The Syrian refugee crisis will worsen unless the Islamic world accepts their fair share of the refugee burden and finds the political will to address root causes.
Australia has adopted a two-pronged approach to the Syrian crisis. The first is humanitarian, expanding the number of places for refugees fleeing the Syrian civil war. The second is political, using military means to secure a lasting peace in Syria.
The greatest obstacles allied forces face in their long-term strategy to stabilise Syria are the hard Left media and Islamist regimes. Both refuse to acknowledge regional causes of the Syrian refugee crisis and the role of Islamism in its creation. Their default position is to blame the West.
International institutions too are failing in their duty to identify and counter the regional causes of the Syrian crisis.
The Organisation of Islamic Cooperation comprises the biggest voting bloc at the United Nations, but its wealthiest members will not accept Syrian refugees. Instead, the OIC issued a press release blaming the amorphous “international community” for the crisis.
The OIC commonly uses the West to shift blame for ongoing instability in the Middle East. The blame-shifting tactic effectively conceals that the foundation of the Syrian crisis, like so many in the region, lies in Islamist governance. Last week, Turkish President Tayyip Erdogan blamed Europe for the terrible death of Syrian boy Aylan Kurdi. It later emerged that the family had fled Erdogan’s Turkey for a better life in Europe.
Unfortunately, much Western media has fallen for spin over substance in the Syrian crisis. It has been called the “Western migrant crisis” and the “European refugee crisis”, but it is neither Western nor European in origin.
The mass exodus from the Middle East is the latest in a fifty year flight from Islamist regimes to liberal democracy.
The world is suffering yet another refugee crisis borne of the Islamist world’s refusal to liberalise its social and political systems.
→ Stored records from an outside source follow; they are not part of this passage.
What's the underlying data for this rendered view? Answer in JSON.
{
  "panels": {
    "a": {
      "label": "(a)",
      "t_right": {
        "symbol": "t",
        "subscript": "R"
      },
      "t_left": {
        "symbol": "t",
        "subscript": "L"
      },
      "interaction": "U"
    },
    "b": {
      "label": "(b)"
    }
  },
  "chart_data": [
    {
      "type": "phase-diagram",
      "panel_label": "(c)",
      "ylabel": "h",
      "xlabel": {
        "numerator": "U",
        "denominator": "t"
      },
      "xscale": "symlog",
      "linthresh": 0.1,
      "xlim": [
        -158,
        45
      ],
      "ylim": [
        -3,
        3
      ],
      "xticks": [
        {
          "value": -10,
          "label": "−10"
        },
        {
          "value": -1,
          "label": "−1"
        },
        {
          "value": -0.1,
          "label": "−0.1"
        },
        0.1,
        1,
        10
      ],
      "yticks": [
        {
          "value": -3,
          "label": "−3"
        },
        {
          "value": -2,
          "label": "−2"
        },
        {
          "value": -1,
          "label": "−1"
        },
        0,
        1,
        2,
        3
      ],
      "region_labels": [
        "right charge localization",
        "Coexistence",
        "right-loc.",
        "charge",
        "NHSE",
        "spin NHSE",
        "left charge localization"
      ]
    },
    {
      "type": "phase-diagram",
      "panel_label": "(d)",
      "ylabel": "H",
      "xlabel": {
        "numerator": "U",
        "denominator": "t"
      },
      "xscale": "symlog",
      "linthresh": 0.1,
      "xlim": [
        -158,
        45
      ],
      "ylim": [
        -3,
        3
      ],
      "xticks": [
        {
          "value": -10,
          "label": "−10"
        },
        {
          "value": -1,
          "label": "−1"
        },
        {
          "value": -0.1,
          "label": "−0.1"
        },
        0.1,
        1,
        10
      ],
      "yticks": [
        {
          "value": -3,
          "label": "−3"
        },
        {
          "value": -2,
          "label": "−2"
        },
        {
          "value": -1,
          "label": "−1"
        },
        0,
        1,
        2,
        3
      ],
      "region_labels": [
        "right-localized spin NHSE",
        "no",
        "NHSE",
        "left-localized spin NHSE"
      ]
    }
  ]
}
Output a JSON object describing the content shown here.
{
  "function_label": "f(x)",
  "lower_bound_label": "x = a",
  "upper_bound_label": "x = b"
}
Instead, many Islamist regimes continue to assert their rights in international relations without shouldering the coessential responsibilities.
For example, the OIC demands that the “international community” takes responsibility for people fleeing the Islamic world, but many members will not ratify the UN refugee convention or respect its provisions.
Refugees fleeing violent Islamist regimes are not guaranteed equal access to education, health care and employment in refugee-receiving nations of the Islamic world. Under Sharia law, many will continue to be treated as second or third class citizens if they are women, or belong to a religious minority such as Christianity. Consequently, they leave to find better lives in the West which guarantees equal rights of citizenship to genuine refugees.
Despite its failure to provide equal rights for refugees, the Organisation of Islamic Cooperation castigates the UN Security Council for failing to act on the Syrian crisis. However, the OIC’s wealthiest Gulf State members are not resettling Syrian refugees. Instead, they send cheques to the UN and expect other member states to do the hard and long-term work of resettling them.
According to Amnesty International, Qatar has not offered a single resettlement place to a Syrian refugee. Nor has the United Arab Emirates, Saudi Arabia, Kuwait, or Bahrain. In fact, recent investigations suggest Qataris have played a role in fuelling the Syrian crisis by funding terrorist groups in the region.
The Syrian crisis was not created in a political vacuum and unless the Islamic world acknowledges its role in the tragedy, the temporary flight from Islamist terror will become a permanent feature of European border wars.
Already, some migrants have committed violence against police defending sovereign borders in Hungary and Greece. Rather than defend democratic citizens’ right to secure borders, EU leadership has attacked them.
In June, the EU foreign policy chief Federica Mogherini proposed that “political Islam” belongs in Europe – a declaration of allegiance to theocracy that should sit at odds with her socialist politics, but apparently does not.
The Hungarian Prime Minister Viktor Orban has come under sustained attack by EU leaders for defending his citizens’ rights to determine the destiny of their liberal democratic country. But the only crime Hungarians have committed is an earnest attempt to find a sustainable balance between economic survival and the long-term financial responsibility that accrues from rapid migrant and refugee intakes.
The EU and world media have shown little sympathy for Hungarian people and citizens of other former Soviet states in their pleas to exercise reason in resettling migrants and refugees fleeing the latest Islamist crisis. There is substantial evidence to support the reasoned approach.
Many central European states cannot afford mass immigration due to decades of fiscal torpidity under Communism.
The much maligned Hungary has a youth unemployment rate of 18% and a national debt at 77% of GDP. Yet the EU and Western media continue to punish it for trying to survive.
Hungary cannot afford to resettle masses of Middle Eastern migrants and Syrian refugees, but Qatar and the Gulf States can.
What does the EU have to say about Gulf States’ responsibility for the refugee crisis? Nothing. Instead, it takes the lazy route of blaming Europeans and sowing PC agitprop.
We will not resolve the Syrian crisis using the same politics that produced it.
Until the Islamic world embraces liberal democracy, or a multi-party variant like the Tunisian model, the West will be left to pick up the pieces of the fractured societies and constant refugee crises that Islamist regimes produce.